How many ways to place $n$ balls in $k$ bins with the minimum number of balls in any bin equal to $m$? I apologize if this question does not make sense.
I have $k$ bins and $n$ balls. $m$ represents the size of the smallest bin in terms of how many balls it contains.
For example if I have five bins and balls distributed as such: 2,3,5,2,4: $m$ here is 2.
So based on having $n$ balls and $k$ bins with a minimum bin size of $m$, how many ways are there to arrange this?
 A: I assume from your example that the balls are indistinguishable, but the bins are not.
Let us first answer the question for "every bin has at least $m$ balls": Since each of the $k$ bins must have at least $m$ balls, we can remove $m$ balls from each bin: after removing these $mk$ balls, what we are left with is a distribution of $n - mk$ balls into $k$ bins, with any sort of distribution allowed. (Equivalently, we want the number of integer solutions to $y_1 + \dots y_k = n$ where each $y \ge m$; we can set $x_i = y_i - m$ and ask for nonnegative solutions to $x_1 + \dots + x_k = n - mk$ instead.)
The number of ways of distributing $(n-mk)$ balls into $k$ bins, or the number of nonnegative integer solutions to $x_1 + \dots + x_k = n - mk$, is $$\binom{n-mk+k-1}{k-1}$$
(see "stars and bars"), so that is the answer to our question (every bin having at least $m$ balls).
Now to your question, that the minimum number of balls among all bins is exactly $m$ (rather than at least $m$).
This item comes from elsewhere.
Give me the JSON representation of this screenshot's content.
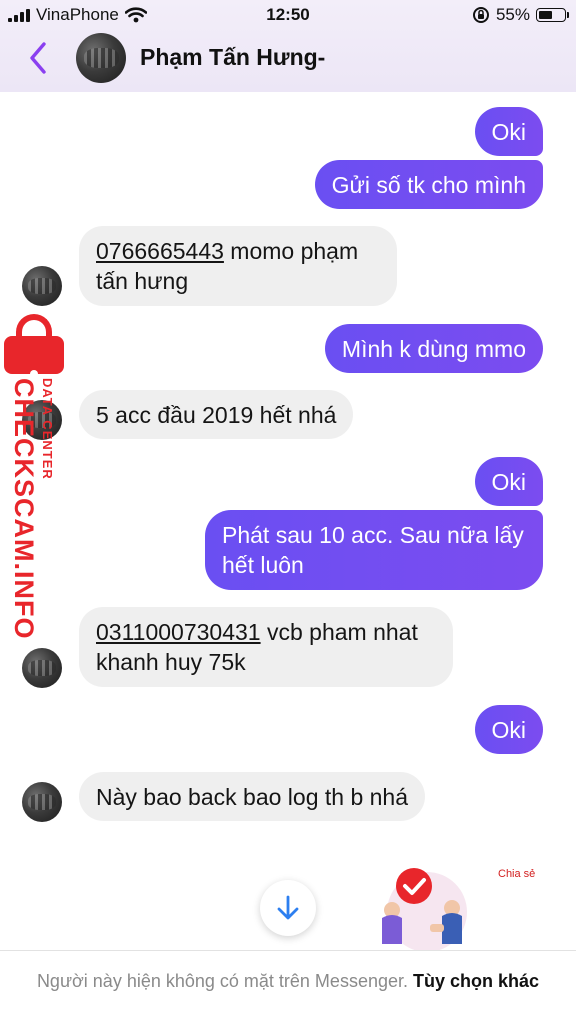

This precisely means that:  


*

*every bin has at least $m$ balls

*not every bin has at least $m+1$ balls


So we just subtract the number of solutions where every bin has at least $m + 1$ balls as above, getting the answer:
$$\binom{n-mk+k-1}{k-1} - \binom{n-mk-1}{k-1}$$
A: Let there be $x_i$ balls in bin $i$ where $i=1...k$. The total number of balls being $n$ means that
$x_1+x_2+...+x_k=n$.
Since each $x_i>=m$ you may define $y_i=x_i-m$ and have $y_i>=0$, and also
[1] $y_1+y_2+...+y_k=n-mk.$
Now you want at least one of these $y_k$ to be $0$, which complicates the count.
That is, there is a standard formula for the number of solutions to [1] if you just require nonnegative $y_i$, but requiring at least one of them to be zero may be harder.
Maybe an approch based on the fact that "at least one being 0" is the complement of "all being at least 1" will help.